National Instruments has announced a significant upgrade to the family of LabVIEW graphical development products. LabVIEW 7.1 extends Express technology to automated instrumentation and realtime applications with new Express VIs for NI modular instruments and NI-DAQmx, advanced debugging and low-level execution timing for the LabVIEW 7.1 Real-Time Module.
"Last year, LabVIEW 7 Express introduced a revolutionary way to create test, measurement and control applications with configuration-based development and code-generation tools such as Express VIs and measurement assistants," said Ray Almgren, NI vice president of product marketing. "By extending Express technology to the broad spectrum of NI automated instrumentation, LabVIEW 7.1 simplifies development for all LabVIEW users, regardless of their hardware platforms."
With five new Express VIs for NI digitisers, signal generators and high-speed digital I/O, engineers are able to configure sophisticated measurements and acquire data with just a few mouse clicks, says NI. The redesigned NI-DAQmx measurement services software, available in realtime applications for the first time, increases performance of single-loop PID applications by 30% and simplifies hardware-timed loop implementation, says NI. In addition, the new LabVIEW 7.1 PDA Module delivers more data acquisition functionality, including faster multichannel acquisition and analog and digital triggering. Engineers can use this module to create customised handheld DMM applications and communicate with Bluetooth-enabled devices.
Release 7.1 also introduces advanced execution timing and graphical debugging for low-level control and visibility of realtime system execution. To further optimise the new LabVIEW Execution Trace Toolkit can be used with the LabVIEW Real-Time Module to quickly identify sources of jitter, such as memory allocation and race conditions.
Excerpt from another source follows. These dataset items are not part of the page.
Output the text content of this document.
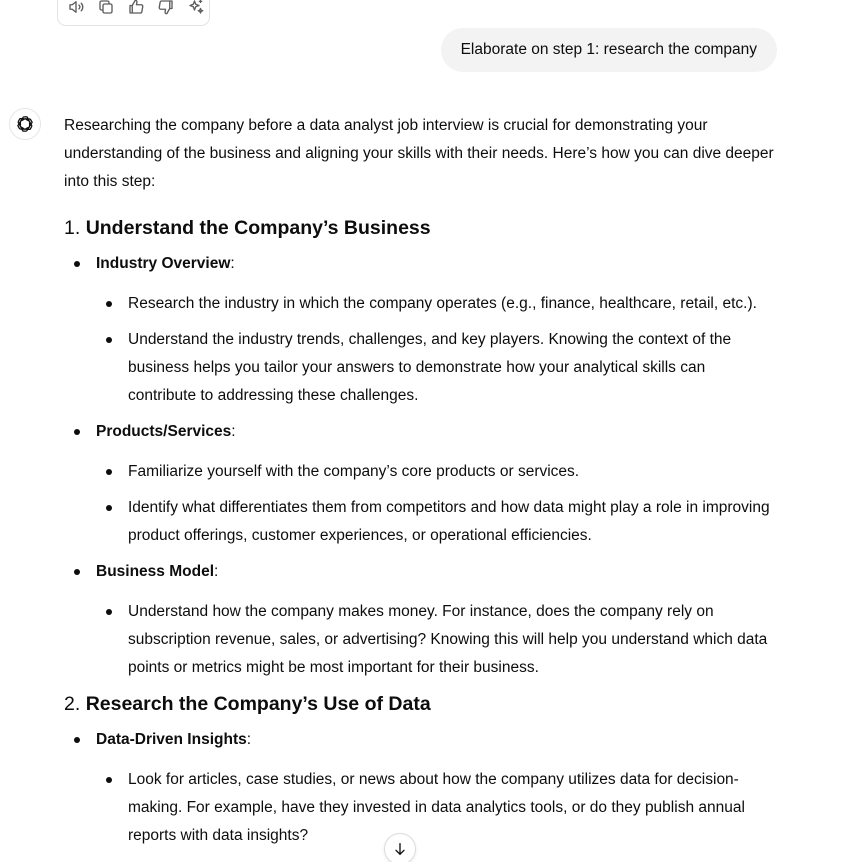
Elaborate on step 1: research the company

Researching the company before a data analyst job interview is crucial for demonstrating your understanding of the business and aligning your skills with their needs. Here’s how you can dive deeper into this step:

1. Understand the Company’s Business
Industry Overview:
Research the industry in which the company operates (e.g., finance, healthcare, retail, etc.).
Understand the industry trends, challenges, and key players. Knowing the context of the business helps you tailor your answers to demonstrate how your analytical skills can contribute to addressing these challenges.
Products/Services:
Familiarize yourself with the company’s core products or services.
Identify what differentiates them from competitors and how data might play a role in improving product offerings, customer experiences, or operational efficiencies.
Business Model:
Understand how the company makes money. For instance, does the company rely on subscription revenue, sales, or advertising? Knowing this will help you understand which data points or metrics might be most important for their business.
2. Research the Company’s Use of Data
Data-Driven Insights:
Look for articles, case studies, or news about how the company utilizes data for decision-making. For example, have they invested in data analytics tools, or do they publish annual reports with data insights?
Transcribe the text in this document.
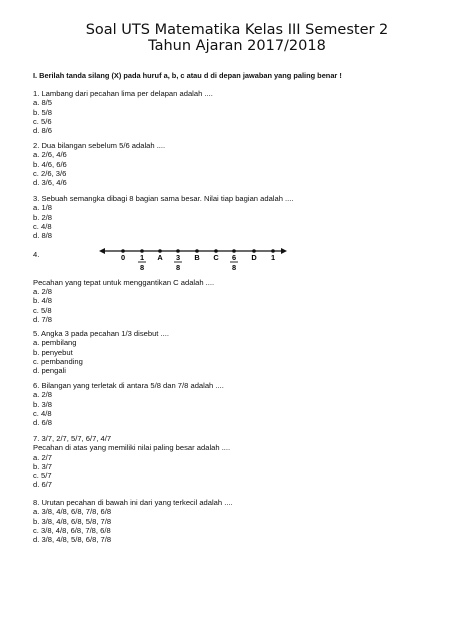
Soal UTS Matematika Kelas III Semester 2
Tahun Ajaran 2017/2018
I. Berilah tanda silang (X) pada huruf a, b, c atau d di depan jawaban yang paling benar !
1. Lambang dari pecahan lima per delapan adalah ....
a. 8/5
b. 5/8
c. 5/6
d. 8/6
2. Dua bilangan sebelum 5/6 adalah ....
a. 2/6, 4/6
b. 4/6, 6/6
c. 2/6, 3/6
d. 3/6, 4/6
3. Sebuah semangka dibagi 8 bagian sama besar. Nilai tiap bagian adalah ....
a. 1/8
b. 2/8
c. 4/8
d. 8/8
4.
Pecahan yang tepat untuk menggantikan C adalah ....
a. 2/8
b. 4/8
c. 5/8
d. 7/8
5. Angka 3 pada pecahan 1/3 disebut ....
a. pembilang
b. penyebut
c. pembanding
d. pengali
6. Bilangan yang terletak di antara 5/8 dan 7/8 adalah ....
a. 2/8
b. 3/8
c. 4/8
d. 6/8
7. 3/7, 2/7, 5/7, 6/7, 4/7
Pecahan di atas yang memiliki nilai paling besar adalah ....
a. 2/7
b. 3/7
c. 5/7
d. 6/7
8. Urutan pecahan di bawah ini dari yang terkecil adalah ....
a. 3/8, 4/8, 6/8, 7/8, 6/8
b. 3/8, 4/8, 6/8, 5/8, 7/8
c. 3/8, 4/8, 6/8, 7/8, 6/8
d. 3/8, 4/8, 5/8, 6/8, 7/8
0	A	B C	D 1
1
8
3
8
6
8
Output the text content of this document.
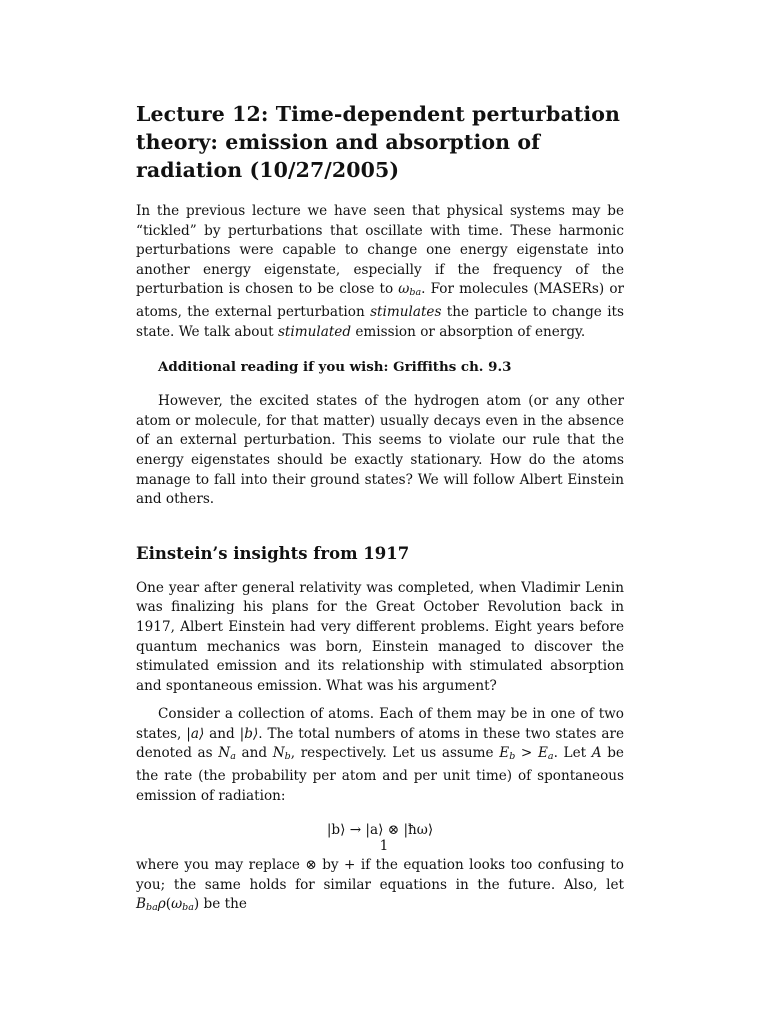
Lecture 12: Time-dependent perturbation theory: emission and absorption of radiation (10/27/2005)

In the previous lecture we have seen that physical systems may be “tickled” by perturbations that oscillate with time. These harmonic perturbations were capable to change one energy eigenstate into another energy eigenstate, especially if the frequency of the perturbation is chosen to be close to $\omega_{ba}$. For molecules (MASERs) or atoms, the external perturbation stimulates the particle to change its state. We talk about stimulated emission or absorption of energy.

Additional reading if you wish: Griffiths ch. 9.3

However, the excited states of the hydrogen atom (or any other atom or molecule, for that matter) usually decays even in the absence of an external perturbation. This seems to violate our rule that the energy eigenstates should be exactly stationary. How do the atoms manage to fall into their ground states? We will follow Albert Einstein and others.

Einstein’s insights from 1917

One year after general relativity was completed, when Vladimir Lenin was finalizing his plans for the Great October Revolution back in 1917, Albert Einstein had very different problems. Eight years before quantum mechanics was born, Einstein managed to discover the stimulated emission and its relationship with stimulated absorption and spontaneous emission. What was his argument?

Consider a collection of atoms. Each of them may be in one of two states, |a⟩ and |b⟩. The total numbers of atoms in these two states are denoted as $N_a$ and $N_b$, respectively. Let us assume $E_b > E_a$. Let A be the rate (the probability per atom and per unit time) of spontaneous emission of radiation:

|b⟩ → |a⟩ ⊗ |ħω⟩

where you may replace ⊗ by + if the equation looks too confusing to you; the same holds for similar equations in the future. Also, let $B_{ba}\rho(\omega_{ba})$ be the

1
In addition to speeding development of realtime applications on existing platforms, this release extends LabVIEW Real-Time to run on certified desktop PCs. Engineers now can create realtime systems by integrating the large installed base of PCI I/O hardware with desktop PCs. The new FPGA Module improves efficiency and functionality of embedded FPGA applications: the latest version features single-cycle 'while loops' that execute multiple functions within a single 25 ns 'tick' of the 40 MHz global clock. With this FPGA code can be developed that executes as efficiently as hand-coded VHDL, says the company.